Nach einem Gespräch mit allen vier Fraktionsvorsitzenden am Donnerstag erklärte Landestagspräsidentin Muhterem Aras (Grüne), dass Michael Hund, zwischen 2007 und 2011 Vizepräsident des Bundesverfassungsgerichts, das Gremium leiten und für eine Aufwandentschädigung von 5000 Euro brutto im Monat arbeiten wird. Gekürzt wurden auch die Ausgaben für einen Rat zur Beteiligung der Bürgerschaft. Der sollte ursprünglich 100 000 Euro kosten, jetzt wurde dieser Posten auf 65 000 Euro beschränkt. Die Landesregierung hatte entsprechende kommunale Projekte in der vergangenen Legislaturperiode allerdings nur mit insgesamt 3000 Euro unterstützt. Komplett gestrichten ist die Öffentlichkeitsarbeit. Insgesamt steht ein Etat von 197 200 Euro statt 400 000 Euro zur Verfügung.

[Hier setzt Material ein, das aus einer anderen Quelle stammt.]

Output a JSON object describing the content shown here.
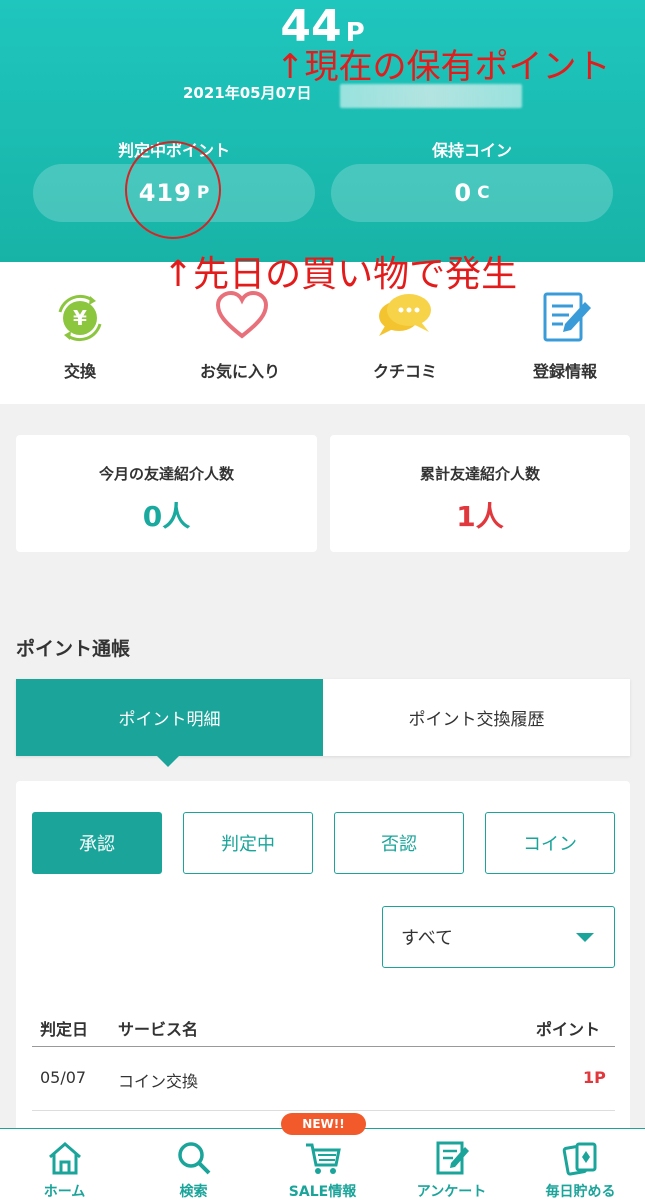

In Stuttgart mussten externe Experten berufen werden, nachdem der Landtag mit den Stimmen von Grünen, CDU und SPD im vergangenen Februar eine Rückkehr zum auskömmlicheren staatlichen Pensionssystem beschlossen hatte (Kontext berichtete). Ein im Schnelldurchlauf verabschiedetes Gesetz musste angesichts der öffentlichen Empörung wieder zurückgenommen werden. Das Gremium soll nun Vorschläge unterbreiten, wie die Pensionen neu zu regeln sind, nachdem Abgeordnete, die noch nicht lange im Landtag sitzen, die private Versorgung als Nachteil empfinden. Möglich ist eine Regelungen über ein sogenanntes Versorgungswerk, nach dem Vorbild von Brandenburg und Nordrhein-Westfalen, das die CDU-Fraktion aber bisher ablehnt.

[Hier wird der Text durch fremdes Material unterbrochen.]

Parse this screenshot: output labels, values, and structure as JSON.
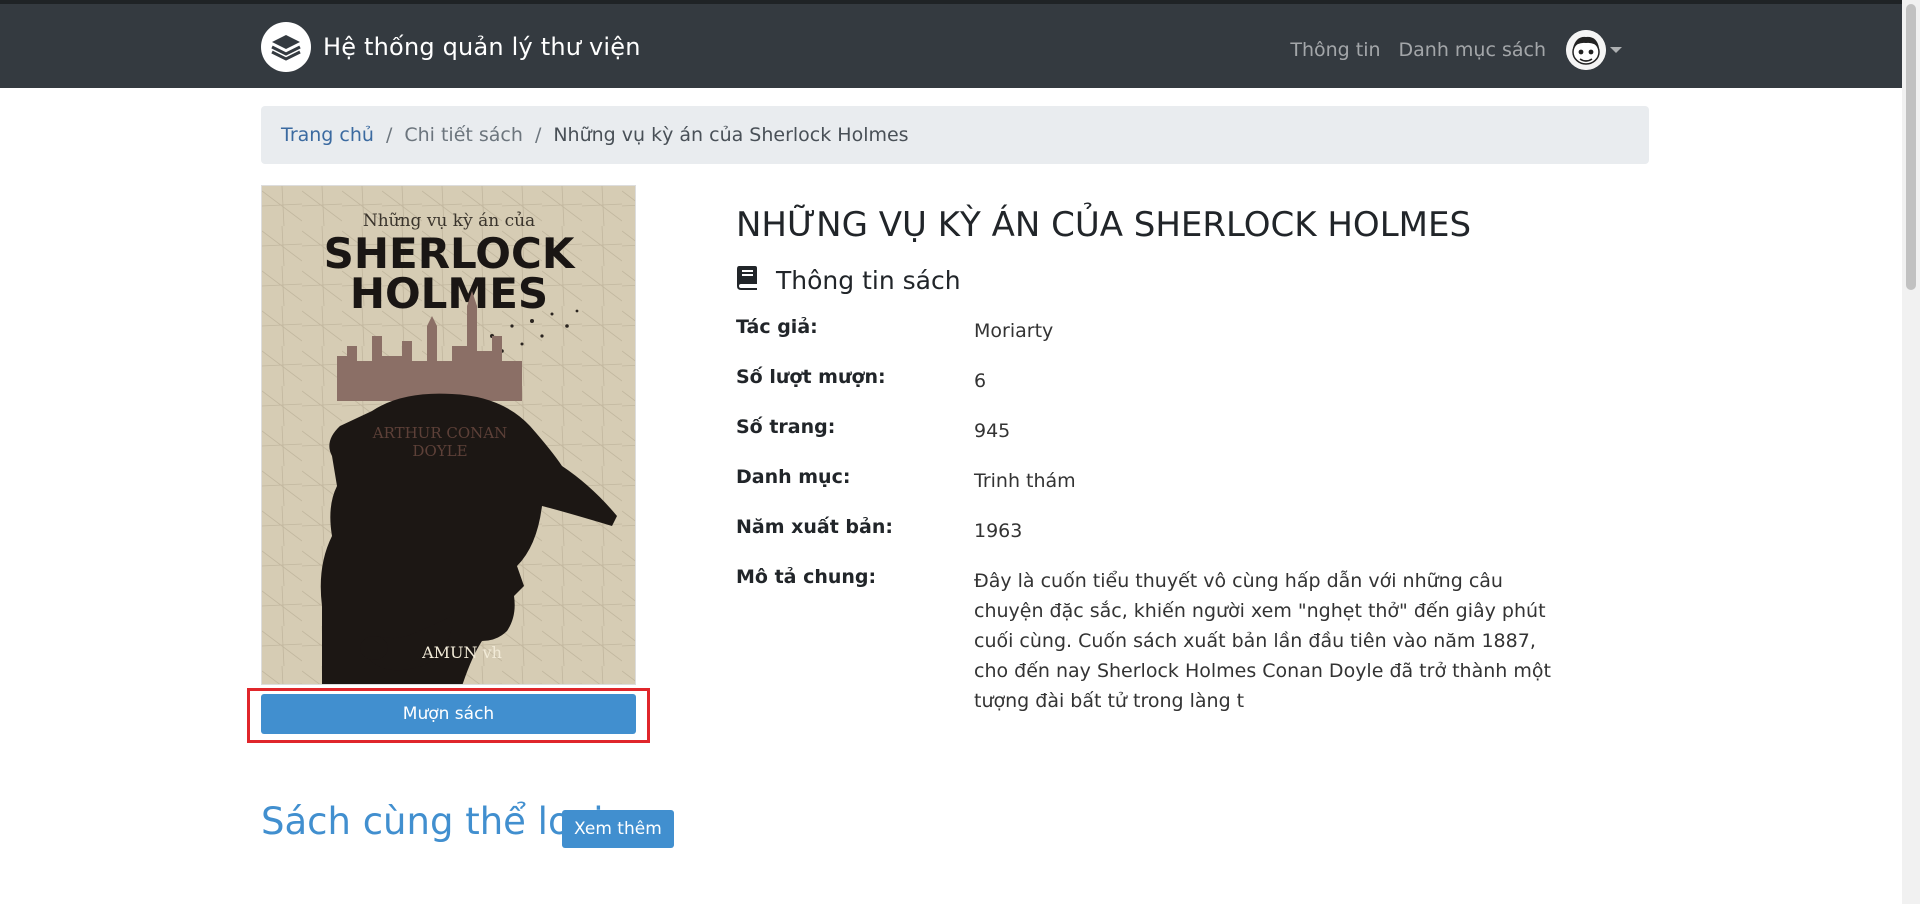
{
  "navbar": {
    "brand_title": "Hệ thống quản lý thư viện",
    "links": [
      "Thông tin",
      "Danh mục sách"
    ]
  },
  "breadcrumb": {
    "home": "Trang chủ",
    "middle": "Chi tiết sách",
    "current": "Những vụ kỳ án của Sherlock Holmes"
  },
  "cover": {
    "top_line": "Những vụ kỳ án của",
    "title_line1": "SHERLOCK",
    "title_line2": "HOLMES",
    "author_line1": "ARTHUR CONAN",
    "author_line2": "DOYLE",
    "publisher": "AMUN vh"
  },
  "borrow_label": "Mượn sách",
  "book": {
    "title": "NHỮNG VỤ KỲ ÁN CỦA SHERLOCK HOLMES",
    "section_label": "Thông tin sách",
    "fields": [
      {
        "label": "Tác giả:",
        "value": "Moriarty"
      },
      {
        "label": "Số lượt mượn:",
        "value": "6"
      },
      {
        "label": "Số trang:",
        "value": "945"
      },
      {
        "label": "Danh mục:",
        "value": "Trinh thám"
      },
      {
        "label": "Năm xuất bản:",
        "value": "1963"
      },
      {
        "label": "Mô tả chung:",
        "value": "Đây là cuốn tiểu thuyết vô cùng hấp dẫn với những câu chuyện đặc sắc, khiến người xem \"nghẹt thở\" đến giây phút cuối cùng. Cuốn sách xuất bản lần đầu tiên vào năm 1887, cho đến nay Sherlock Holmes Conan Doyle đã trở thành một tượng đài bất tử trong làng t"
      }
    ]
  },
  "related": {
    "title": "Sách cùng thể loại",
    "more_label": "Xem thêm"
  },
  "colors": {
    "navbar": "#343a40",
    "accent": "#418fcf",
    "highlight_border": "#e0262b"
  }
}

Ende Mai gab Aras bekannt, dass für die Kommissionsarbeit, die im kommenden Spätwinter abgeschlossen sein soll, insgesamt ein Etat von 400 000 Euro zur Verfügung steht. Außerdem erklärte sie in einem SWR-Live-Auftritt, alle Fraktionen "vollumfänglich" über die Rahmenbedingungen informiert zu haben. Die Fraktionschefs Andreas Stoch (SPD) und Hans-Ulrich Rülke (FDP) warfen ihr daraufhin eine "Falschaussage" vor. Am Donnerstagmorgen entschuldigte sich die Grüne hinter verschlossenen Türen für diese Formulierung und nahm sie danach auch vor laufenden Kameras zurück. Stoch und Rülke akzeptierten die Entschuldigung. "Wer von uns ohne Schrammen ist, werfe den ersten Stein", erklärte der FDP-Fraktionschef ausgesprochen versöhnlich. (22.6.2017)


Abschied von der autogerechten Stadt

Sie sind sich keineswegs immer grün, Grüne und Sozialdemokraten im Stuttgarter Gemeindrat. Umso überraschender ist das gemeinsame Vorgehen in einer der großen Zukunftsfragen der Stadt. Die Unterschriften von Anna Deparnay-Grunenberg und Andreas G. Winter (Grüne) sowie Martin Körner und Susanne Kletzin (SPD) trägt ein Antrag zur grundlegenden Umgestaltung der Stuttgarter Innenstadt. Noch vor der Sommerpause soll im Ausschuss für Umwelt und Technik der "Zielbeschluss" fallen, "den Autoverkehr innerhalb des künftigen Cityrings (zwischen Paulinenbrücke und Wolframstraße sowie der Theodor-Heuss-Straße und der B14) nur noch für Lieferverkehre und für die Zufahrten zu den Parkhäusern zu ermöglichen und so die gesamte Innenstadt in einen modernen urbanen Lebensraum umzuwandeln". Zur Begründung heißt es unter anderem, die Erfahrungen aus anderen Städten zeigten, "dass in Fußgänger- und Fahrradzonen der Publikumsverkehr zunimmt, Gastronomie entsteht und der Einzelhandel davon enorm profitiert".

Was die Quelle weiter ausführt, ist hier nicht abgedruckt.